Open to Click Rate = Total number of clicks divided by the number of tracked mail opens x 100.

Once you know how many people are clicking on your call to action you can employ several different strategies to measure your email campaign conversion rate. Conversion rates show how many people take the specific actions that you want after they receive and open your email. While common conversions include downloading information, completing forms, requesting quotes, and making purchases, they can include any action that you want email recipients to take. Often, methods for tracking conversion include building unique landing pages, implementing call tracking, adding printable coupons, specific calls to action, and integrating those efforts with website analytics. While this does all require additional effort, the data you gather can show you exactly how successful your email marketing campaigns are.

Mobile Changes Everything

The Pew Internet and American Life Project in 2012 showed that 88 percent of people check their email every day, and that mobile devices are now the dominant device that people use to get email with more than 50 percent of mobile phone users reading email on their phones.

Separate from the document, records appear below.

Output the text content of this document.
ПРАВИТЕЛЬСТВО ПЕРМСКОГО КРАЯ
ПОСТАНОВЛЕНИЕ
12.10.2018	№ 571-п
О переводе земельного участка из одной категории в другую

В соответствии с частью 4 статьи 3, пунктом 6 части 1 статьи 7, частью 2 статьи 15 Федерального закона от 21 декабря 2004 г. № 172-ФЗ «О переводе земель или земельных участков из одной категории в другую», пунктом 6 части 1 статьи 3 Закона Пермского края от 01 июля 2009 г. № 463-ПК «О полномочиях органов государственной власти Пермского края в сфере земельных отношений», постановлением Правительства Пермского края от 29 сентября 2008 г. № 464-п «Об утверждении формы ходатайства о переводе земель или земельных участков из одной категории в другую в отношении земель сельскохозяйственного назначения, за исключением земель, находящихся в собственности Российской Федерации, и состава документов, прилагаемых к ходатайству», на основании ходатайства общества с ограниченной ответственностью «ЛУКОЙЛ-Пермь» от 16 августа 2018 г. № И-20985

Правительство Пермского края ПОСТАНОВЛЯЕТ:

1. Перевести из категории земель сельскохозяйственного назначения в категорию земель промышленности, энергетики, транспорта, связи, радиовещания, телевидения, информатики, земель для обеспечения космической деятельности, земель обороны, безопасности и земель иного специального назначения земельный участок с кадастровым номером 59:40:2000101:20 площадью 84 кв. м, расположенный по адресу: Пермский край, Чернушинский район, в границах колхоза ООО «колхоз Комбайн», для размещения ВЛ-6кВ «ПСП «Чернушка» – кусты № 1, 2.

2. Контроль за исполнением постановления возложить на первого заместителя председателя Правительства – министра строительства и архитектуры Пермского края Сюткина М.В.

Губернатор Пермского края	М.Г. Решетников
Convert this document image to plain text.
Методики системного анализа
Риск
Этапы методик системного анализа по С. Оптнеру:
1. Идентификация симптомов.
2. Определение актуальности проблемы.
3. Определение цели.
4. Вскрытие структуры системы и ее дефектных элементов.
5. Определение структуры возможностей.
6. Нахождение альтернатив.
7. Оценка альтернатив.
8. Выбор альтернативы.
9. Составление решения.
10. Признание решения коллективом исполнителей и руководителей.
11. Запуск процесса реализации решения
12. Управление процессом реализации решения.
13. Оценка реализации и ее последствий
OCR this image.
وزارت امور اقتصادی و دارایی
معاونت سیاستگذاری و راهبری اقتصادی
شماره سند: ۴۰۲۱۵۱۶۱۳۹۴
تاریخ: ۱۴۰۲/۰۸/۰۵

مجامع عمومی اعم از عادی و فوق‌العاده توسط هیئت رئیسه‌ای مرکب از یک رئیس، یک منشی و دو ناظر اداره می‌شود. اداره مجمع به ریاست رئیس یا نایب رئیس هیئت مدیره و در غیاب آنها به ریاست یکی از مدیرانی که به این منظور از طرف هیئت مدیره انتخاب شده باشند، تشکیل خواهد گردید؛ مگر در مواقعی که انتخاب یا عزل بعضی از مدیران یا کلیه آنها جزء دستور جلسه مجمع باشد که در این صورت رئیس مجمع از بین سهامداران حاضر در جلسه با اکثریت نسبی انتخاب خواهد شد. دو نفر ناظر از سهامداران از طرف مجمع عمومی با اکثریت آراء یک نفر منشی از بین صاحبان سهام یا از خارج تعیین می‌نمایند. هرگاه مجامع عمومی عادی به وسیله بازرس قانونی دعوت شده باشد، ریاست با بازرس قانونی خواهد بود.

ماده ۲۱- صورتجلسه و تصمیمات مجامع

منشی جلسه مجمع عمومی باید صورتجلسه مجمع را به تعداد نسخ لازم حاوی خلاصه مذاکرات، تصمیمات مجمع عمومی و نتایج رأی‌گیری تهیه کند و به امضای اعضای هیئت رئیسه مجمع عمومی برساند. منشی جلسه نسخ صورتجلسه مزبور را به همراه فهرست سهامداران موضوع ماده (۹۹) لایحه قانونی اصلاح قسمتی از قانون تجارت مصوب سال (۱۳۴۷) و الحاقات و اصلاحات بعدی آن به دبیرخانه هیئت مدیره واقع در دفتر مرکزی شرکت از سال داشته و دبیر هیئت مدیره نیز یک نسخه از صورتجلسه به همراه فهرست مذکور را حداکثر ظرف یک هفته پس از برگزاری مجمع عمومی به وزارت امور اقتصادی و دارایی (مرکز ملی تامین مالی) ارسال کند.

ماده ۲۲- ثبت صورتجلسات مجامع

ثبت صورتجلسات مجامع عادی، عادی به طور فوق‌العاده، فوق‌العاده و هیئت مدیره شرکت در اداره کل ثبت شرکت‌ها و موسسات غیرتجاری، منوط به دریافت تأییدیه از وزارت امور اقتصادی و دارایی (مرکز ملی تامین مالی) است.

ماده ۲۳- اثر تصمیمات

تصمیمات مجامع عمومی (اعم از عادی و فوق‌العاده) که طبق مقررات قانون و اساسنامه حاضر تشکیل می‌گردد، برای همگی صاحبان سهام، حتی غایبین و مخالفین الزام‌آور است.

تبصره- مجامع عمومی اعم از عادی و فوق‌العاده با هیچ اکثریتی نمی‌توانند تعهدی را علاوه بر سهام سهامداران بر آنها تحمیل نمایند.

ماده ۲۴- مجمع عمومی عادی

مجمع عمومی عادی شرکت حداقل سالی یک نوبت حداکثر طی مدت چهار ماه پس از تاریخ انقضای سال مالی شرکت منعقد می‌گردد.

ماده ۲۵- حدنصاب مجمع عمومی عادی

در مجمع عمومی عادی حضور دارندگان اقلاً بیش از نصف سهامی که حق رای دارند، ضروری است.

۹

This puts even more importance on the subject, headlines, value statements, and calls to action of any email effort.

Let’s face it, given the sheer volume of email businesses and professionals receive every day, your email better make an impression quickly. If it doesn’t, it’s probably going to have open rates, open to click rates, and conversion rates well below your expectations. So how do you make a relevant impression in just a few seconds?

Relevant Content Meets Customer Needs

Clearly, you make an impression with content that is relevant to the customer’s needs. When you have a solid understanding of what your prospective customer wants at each stage of their buying cycle you can customize your subject, headline and call to action to deliver your message quickly and effectively to meet the customer’s needs and interests throughout their buying cycle.

The first impression your email makes is through the subject line and who the email is from. When your subject is of interest to your audience you will have earned a few more seconds to further engage them with a value statement, offer, and call to action. Once your recipient opens the email they will likely read the headline and the first few lines only. This is your chance to provide enough value and a compelling offer to motivate the reader to take an action. Keeping your email simple and easy to read only enhances the likelihood that readers will respond the way you want.

There’s a reason that your inbox is often full of new email messages every day, and it’s quite simple. People use email daily, it works, and according to global management consulting firm McKinnsey & Co, email marketing is 40 times more effective than Facebook and Twitter combined as a way to acquire new customers. With that said, never forget that while email is still very effective as a core marketing tool the best marketing results come from combining channels throughout your customer’s buying cycle to influence their purchasing decisions.